One more week, and it will all be over.
This has been both the most experimental and most stressful NaNo project I’ve taken on to date. Not only have I been writing with a full college course load to juggle, but I bit off more than I could chew with my term paper project and I’m starting the new Rain chapters while trying to get everything else done.
Suffice it to say that all novel-reading, reviewing and interviewing ended up on a short-term hiatus this month, though as December looms I think things will phase back in without any issues.
I’m pleasantly surprised, though, with how the novel has turned out so far. Not only have I been experimenting with perspective (a rotating third-person instead of my usual first), but this is the first novel I’ve worked on where the pacing hasn’t really been at a breakneck speed. Nothing needs to be squeezed into and resolved in fifty thousand words, and so I’ve been letting the story unspool at its own pace. This has proven to be both slightly worrisome (I occasionally wonder if perhaps I’m not letting the story drag on a bit too much) and somewhat liberating, though I still see myself entirely as a novice, learning as I go.
Hopefully there will be something workable in this draft when it’s all said and done.
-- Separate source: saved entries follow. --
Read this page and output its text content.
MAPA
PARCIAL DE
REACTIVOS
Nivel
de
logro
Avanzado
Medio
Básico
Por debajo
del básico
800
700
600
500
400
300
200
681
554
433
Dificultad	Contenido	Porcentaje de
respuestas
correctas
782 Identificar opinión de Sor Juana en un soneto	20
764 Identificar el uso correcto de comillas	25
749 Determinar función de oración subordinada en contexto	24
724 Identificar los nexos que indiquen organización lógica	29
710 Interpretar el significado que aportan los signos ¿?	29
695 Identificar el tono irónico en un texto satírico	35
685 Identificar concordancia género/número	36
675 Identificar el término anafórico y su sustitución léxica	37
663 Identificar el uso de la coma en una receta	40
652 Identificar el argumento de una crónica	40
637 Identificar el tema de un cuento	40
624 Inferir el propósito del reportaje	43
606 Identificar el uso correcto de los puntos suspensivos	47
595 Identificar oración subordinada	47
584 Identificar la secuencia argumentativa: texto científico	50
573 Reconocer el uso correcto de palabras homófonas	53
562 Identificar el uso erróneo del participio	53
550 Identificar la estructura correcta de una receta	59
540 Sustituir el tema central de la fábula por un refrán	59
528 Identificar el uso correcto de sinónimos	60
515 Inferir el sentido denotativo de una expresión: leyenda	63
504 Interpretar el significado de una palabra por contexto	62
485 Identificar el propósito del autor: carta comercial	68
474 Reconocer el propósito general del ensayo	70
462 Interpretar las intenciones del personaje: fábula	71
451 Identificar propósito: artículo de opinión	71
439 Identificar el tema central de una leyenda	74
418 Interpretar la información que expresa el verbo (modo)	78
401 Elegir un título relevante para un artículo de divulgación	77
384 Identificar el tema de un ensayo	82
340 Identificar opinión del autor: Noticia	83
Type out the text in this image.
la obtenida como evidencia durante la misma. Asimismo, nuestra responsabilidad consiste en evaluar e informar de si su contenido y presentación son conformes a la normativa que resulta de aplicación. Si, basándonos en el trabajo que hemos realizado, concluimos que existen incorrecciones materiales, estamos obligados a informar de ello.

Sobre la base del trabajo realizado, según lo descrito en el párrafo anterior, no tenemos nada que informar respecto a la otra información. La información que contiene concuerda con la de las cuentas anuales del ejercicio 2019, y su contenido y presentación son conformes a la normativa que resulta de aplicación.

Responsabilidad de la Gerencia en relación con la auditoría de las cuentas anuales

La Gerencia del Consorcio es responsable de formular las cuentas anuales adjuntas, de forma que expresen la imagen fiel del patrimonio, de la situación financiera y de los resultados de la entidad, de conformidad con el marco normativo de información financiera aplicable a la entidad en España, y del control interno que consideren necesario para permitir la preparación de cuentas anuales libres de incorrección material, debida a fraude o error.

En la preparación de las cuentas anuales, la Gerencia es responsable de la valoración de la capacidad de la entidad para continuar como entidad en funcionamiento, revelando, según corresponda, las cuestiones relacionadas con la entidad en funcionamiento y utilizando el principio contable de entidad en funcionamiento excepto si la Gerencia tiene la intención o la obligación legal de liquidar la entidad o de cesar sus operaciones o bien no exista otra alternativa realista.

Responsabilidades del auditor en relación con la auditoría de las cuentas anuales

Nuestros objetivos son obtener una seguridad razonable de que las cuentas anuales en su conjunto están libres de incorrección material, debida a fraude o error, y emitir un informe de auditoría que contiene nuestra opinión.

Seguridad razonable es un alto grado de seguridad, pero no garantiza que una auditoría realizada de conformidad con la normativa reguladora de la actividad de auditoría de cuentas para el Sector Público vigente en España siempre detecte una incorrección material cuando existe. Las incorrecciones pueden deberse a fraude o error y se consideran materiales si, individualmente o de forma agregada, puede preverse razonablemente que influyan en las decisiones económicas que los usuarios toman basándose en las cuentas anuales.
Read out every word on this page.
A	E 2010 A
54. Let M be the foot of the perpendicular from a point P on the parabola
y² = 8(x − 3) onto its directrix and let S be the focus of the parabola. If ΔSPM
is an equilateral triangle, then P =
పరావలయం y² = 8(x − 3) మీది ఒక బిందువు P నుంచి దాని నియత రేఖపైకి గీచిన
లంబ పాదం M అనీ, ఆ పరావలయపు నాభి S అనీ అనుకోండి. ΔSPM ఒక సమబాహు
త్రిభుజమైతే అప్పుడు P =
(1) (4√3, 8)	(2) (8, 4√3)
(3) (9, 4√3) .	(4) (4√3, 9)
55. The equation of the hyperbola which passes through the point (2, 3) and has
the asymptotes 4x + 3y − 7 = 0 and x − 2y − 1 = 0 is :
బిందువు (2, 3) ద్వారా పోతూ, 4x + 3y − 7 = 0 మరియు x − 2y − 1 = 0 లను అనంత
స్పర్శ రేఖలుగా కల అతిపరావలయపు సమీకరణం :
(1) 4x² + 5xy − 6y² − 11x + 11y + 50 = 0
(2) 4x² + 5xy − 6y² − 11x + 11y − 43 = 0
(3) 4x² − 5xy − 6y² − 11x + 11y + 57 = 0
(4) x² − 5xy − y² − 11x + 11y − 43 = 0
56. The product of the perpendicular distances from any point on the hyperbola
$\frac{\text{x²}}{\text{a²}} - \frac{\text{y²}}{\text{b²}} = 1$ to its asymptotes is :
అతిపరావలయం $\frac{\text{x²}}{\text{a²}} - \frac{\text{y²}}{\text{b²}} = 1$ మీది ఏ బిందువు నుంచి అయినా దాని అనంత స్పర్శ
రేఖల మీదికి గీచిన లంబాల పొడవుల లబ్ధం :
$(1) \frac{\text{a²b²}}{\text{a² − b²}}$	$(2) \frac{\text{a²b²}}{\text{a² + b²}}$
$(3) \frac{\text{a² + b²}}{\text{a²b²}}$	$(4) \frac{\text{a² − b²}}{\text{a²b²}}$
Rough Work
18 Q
Some days, I look at the previous chapters I’ve printed out for quick reference (I need to invest in my own printer one of these days) and wonder what in God’s name I’m writing this for, and other days I sit down and rifle through the pages and I’m somewhat pleased with the turnout. I suppose I’m just one of those shifting, never satisfied types. Sometimes it’s almost passable, and a few chapters really stand out, and other times the whole thing is garbage and I really ought to stop embarrassing myself with this charade. I think these are common reactions to one’s own work, though, since I see other, more well-known writers say the same things sometimes. At least I’m in good company, I think.
Approximately twelve thousand more words until I can slow down and give each project equal weight. I have to say, I’m looking forward to that, even though I want to finish Ghostbox’s initial draft as soon as possible.
I suppose that’s what semester break is for.